Bingham visited Jackson the day of the killing, and was the last person from outside the prison to visit him. Scarborough, an ex-Marine now living in a remote Idaho town, was in charge of the visiting room the day of the shooting. He is determined to set the record straight on what he terms a "total miscarriage of justice" -- Bingham's 1986 acquittal.

"Not only is Bingham a murdering communist, he is also a hypocrite," said Scarborough, adding that if Bingham really believed his rhetoric about changing the system, he would have stayed and fought the charges against him instead of fleeing from justice for 13 years.

Theories and vitriol

The prosecution alleged that Jackson led the killings of three guards and two white inmates before he was killed by guards. Jackson's defenders say he was murdered after the gun was planted on him. The lack of neutral eyewitnesses or real evidence either way has shrouded both sides in doubt.

The real truth, hypothesized Ed George, another retired San Quentin guard, may lie somewhere in between. Bingham may have unwittingly smuggled the gun inside the case, for instance.

Bingham downplayed that possibility as well, pointing to action taken by some of the slain guards' family members. When news of the FBI's COINTELPRO monitoring of Jackson came out, the family members were doubtful enough about the official version that they sued -- unsuccessfully -- to obtain information on the state and FBI monitoring of Jackson.

But despite a lack of any new evidence, Scarborough has persisted in his theory, meticulously describing the day in question, and how Bingham must have smuggled the gun into the prison -- inside the overstuffed accordion-style case, not the tape recorder. He said the jury might have convicted Bingham if the prosecution had focused on that method.

Guards never passed the case through the metal detector, as they were focused so intently on the tape recorder, said Scarborough, surmising that their cursory check through the briefcase did not detect the gun hidden below a stack of papers.

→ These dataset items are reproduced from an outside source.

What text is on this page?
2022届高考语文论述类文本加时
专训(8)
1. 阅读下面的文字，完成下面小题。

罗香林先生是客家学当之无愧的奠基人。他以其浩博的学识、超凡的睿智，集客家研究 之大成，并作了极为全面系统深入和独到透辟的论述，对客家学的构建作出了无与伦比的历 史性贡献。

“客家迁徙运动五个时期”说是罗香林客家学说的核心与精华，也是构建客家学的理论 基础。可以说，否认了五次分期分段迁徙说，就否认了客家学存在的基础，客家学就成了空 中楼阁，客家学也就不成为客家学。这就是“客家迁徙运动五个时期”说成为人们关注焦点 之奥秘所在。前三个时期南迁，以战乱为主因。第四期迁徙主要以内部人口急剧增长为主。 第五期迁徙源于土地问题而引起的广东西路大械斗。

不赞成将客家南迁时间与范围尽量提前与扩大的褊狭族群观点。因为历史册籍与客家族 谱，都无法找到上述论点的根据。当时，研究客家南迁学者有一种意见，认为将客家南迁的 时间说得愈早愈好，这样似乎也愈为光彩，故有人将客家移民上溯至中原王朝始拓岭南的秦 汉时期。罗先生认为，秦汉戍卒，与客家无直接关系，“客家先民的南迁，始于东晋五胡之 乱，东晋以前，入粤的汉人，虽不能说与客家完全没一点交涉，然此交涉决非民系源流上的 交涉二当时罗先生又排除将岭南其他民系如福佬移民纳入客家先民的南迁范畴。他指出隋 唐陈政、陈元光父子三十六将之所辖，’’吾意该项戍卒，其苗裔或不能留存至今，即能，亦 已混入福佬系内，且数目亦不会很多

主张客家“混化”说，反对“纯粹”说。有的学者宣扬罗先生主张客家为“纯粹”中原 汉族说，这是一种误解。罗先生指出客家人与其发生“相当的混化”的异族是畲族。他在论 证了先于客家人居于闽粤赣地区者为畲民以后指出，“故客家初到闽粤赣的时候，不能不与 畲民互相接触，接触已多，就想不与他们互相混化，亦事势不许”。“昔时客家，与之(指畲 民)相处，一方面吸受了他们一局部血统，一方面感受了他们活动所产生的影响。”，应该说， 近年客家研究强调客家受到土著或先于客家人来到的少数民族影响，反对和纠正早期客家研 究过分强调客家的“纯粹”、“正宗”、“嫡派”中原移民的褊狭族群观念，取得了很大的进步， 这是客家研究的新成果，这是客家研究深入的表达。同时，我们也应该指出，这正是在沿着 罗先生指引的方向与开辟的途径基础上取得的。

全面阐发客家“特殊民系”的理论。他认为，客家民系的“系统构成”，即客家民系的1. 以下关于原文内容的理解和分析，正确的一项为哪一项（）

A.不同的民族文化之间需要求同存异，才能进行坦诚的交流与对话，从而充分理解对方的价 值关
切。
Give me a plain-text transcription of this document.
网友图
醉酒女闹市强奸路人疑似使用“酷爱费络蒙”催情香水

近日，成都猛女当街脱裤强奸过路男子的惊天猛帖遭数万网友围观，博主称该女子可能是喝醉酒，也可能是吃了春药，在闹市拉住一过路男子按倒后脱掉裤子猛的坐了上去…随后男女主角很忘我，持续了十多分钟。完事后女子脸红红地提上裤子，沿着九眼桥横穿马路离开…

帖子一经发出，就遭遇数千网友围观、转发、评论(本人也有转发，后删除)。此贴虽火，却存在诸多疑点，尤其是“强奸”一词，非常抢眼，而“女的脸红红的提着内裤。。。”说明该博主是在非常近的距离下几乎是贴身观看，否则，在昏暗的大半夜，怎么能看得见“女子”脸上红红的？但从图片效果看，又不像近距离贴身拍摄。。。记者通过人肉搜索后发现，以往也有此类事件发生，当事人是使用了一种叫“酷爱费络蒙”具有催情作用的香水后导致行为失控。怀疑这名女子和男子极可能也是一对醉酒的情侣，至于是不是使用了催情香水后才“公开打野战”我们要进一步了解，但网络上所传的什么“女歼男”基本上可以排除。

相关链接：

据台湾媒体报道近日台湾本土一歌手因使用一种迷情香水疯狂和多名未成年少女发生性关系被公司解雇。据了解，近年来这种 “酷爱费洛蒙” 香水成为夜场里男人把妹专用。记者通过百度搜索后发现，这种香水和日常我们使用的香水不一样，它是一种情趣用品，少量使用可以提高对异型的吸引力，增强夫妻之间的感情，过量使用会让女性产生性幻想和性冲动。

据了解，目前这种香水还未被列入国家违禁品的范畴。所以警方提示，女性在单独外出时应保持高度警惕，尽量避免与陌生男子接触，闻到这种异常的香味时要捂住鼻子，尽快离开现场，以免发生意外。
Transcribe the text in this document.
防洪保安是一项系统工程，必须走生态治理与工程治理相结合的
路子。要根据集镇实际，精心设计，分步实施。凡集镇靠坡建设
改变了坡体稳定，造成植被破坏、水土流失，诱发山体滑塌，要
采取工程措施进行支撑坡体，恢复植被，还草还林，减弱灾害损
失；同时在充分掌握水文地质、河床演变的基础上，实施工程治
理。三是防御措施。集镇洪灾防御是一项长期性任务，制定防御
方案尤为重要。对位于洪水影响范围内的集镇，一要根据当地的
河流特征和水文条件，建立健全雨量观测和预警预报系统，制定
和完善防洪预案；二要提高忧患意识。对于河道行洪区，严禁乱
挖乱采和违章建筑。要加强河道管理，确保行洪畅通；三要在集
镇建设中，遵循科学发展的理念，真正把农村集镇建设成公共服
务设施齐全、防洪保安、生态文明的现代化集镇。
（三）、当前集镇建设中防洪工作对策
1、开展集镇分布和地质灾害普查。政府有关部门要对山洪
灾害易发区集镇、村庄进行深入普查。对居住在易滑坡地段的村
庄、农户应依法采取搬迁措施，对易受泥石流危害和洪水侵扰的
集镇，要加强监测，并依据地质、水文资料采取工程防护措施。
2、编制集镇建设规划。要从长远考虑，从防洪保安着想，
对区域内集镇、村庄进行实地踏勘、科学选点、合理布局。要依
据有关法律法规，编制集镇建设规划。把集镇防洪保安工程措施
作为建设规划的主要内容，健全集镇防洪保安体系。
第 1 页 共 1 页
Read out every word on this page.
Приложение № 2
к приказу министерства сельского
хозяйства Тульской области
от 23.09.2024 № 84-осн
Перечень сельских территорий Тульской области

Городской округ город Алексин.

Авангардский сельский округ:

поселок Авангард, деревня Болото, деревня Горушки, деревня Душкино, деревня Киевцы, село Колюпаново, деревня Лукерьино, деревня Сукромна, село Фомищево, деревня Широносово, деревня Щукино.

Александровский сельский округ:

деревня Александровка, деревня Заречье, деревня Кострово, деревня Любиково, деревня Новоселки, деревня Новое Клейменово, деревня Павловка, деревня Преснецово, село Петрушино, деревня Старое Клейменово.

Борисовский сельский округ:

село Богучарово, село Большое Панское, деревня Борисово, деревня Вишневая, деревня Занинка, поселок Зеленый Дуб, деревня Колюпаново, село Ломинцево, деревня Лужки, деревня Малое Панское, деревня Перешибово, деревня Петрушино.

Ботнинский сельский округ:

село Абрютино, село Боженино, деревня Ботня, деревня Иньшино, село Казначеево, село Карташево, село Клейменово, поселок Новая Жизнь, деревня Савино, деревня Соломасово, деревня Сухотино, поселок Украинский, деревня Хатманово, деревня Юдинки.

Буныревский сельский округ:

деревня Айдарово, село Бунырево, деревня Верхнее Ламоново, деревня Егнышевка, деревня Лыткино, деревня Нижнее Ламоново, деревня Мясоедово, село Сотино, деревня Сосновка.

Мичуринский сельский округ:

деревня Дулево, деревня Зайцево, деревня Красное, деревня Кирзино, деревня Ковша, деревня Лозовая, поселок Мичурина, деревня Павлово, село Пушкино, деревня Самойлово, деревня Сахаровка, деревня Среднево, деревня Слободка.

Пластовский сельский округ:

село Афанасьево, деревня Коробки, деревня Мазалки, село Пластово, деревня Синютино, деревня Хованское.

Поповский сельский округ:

Bingham's visit was concluded about an hour later. As per San Quentin regulations, he remained in the visitors' room and Jackson was led back to his cell. In the foyer, the officer walking Jackson back to his cell said he spotted something shiny in Jackson's hair.

Guards at the trial said Jackson, aware that his plan was foiled, then pulled the two-pound, 9-millimeter semiautomatic pistol from under a smuggled Afro wig. As one clip of bullets fell on the floor, Jackson thrust another clip into the gun and pointed it at the guards, so the story goes.

Fatal run

As 26 prisoners rioted inside the walls of the cavernous prison, the so-called San Quentin Six -- Jackson and five other prisoners -- slaughtered three guards and two white inmates, then stacked most of the bodies in Jackson's cell. Jackson heard the prison alarm and began running across the chapel plaza, where guards say he was gunned down by a guard armed with a high-powered rifle.

The bullet hit Jackson in the lower spine, then traveled straight up his spinal cord to his brain, killing him instantly and ending the bloodiest event in the prison's checkered 150-year history.

The official version at the time was largely discounted by suspicious civil rights activists, who quickly made Jackson a martyr and black outlaw folk hero, spawning pop songs and raising African-American civil rights consciousness across the nation.

During his funeral in Oakland on Aug. 28, 1971, 1,500 mourners thronged the streets, wept and sang songs. Many raised their fists in the Black Panther salute.

Thirty years later, J. Edgar Hoover is dead and gone. The Black Panther Party salutes are gone, their members dispersed, paunchier and grayer.

But passions continue to simmer. Blocked by FBI silence and the deaths of key figures in the case, the picture of the San Quentin Massacre will likely remain fuzzy and incomplete, the stuff of local legend.